Saban keluar dari gerbang sekolah, ada satu lelaki yang selalu kucari. Namanya Mbah Tar, tukang becak sebelah rumah di Blitar yang bertugas mengantar dan menjemputku.
Becak Mbah Tar tergolong becak jadul pada masanya. Besar, gendut, dan berat. Berbeda dengan becak-becak baru yang rata-rata dimiliki tukang becak lainnya; lebih kecil, lebih ramping, dan lebih ringan. Tudung becak milik Mbah Tar melengkung setengah lingkaran—mirip tudung kereta kuda di buku-buku dongeng kerajaan, sedang yang lain lurus lalu merendah di depan. Bagian depan becak Mbah Tar, tempat pijakan kakinya, mencuat. Mantet (panggilan untuk nenekku yang Cina) selalu mengingatkan agar aku duduk rapi dengan kaki rapat dan tidak mengangkang supaya celana dalam tak terlihat. Tangan harus aku letakkan di pangkuan agar rok tidak tersibak angin. Banyak betul aturan naik becak ini.

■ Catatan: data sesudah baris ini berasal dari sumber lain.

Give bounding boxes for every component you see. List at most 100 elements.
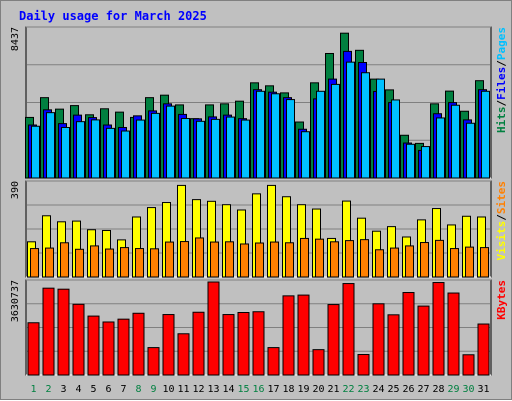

Waktu kecil, saban Mbah Tar mengayuh becak, aku selalu menoleh ke belakang. Aku bilang kalau kakiku sudah lebih panjang, aku akan bisa menggantikannya mengayuh becak. Dia sering terkekeh dan bilang kalau kakiku sudah lebih panjang itu artinya tugas dia antar-jemput selesai. Aku pasti akan punya sepeda atau sepeda motor, tidak lagi naik becak. ‘Terus Mbah Tar nanti gimana?’
Continue reading “sepatu dan mbah tar”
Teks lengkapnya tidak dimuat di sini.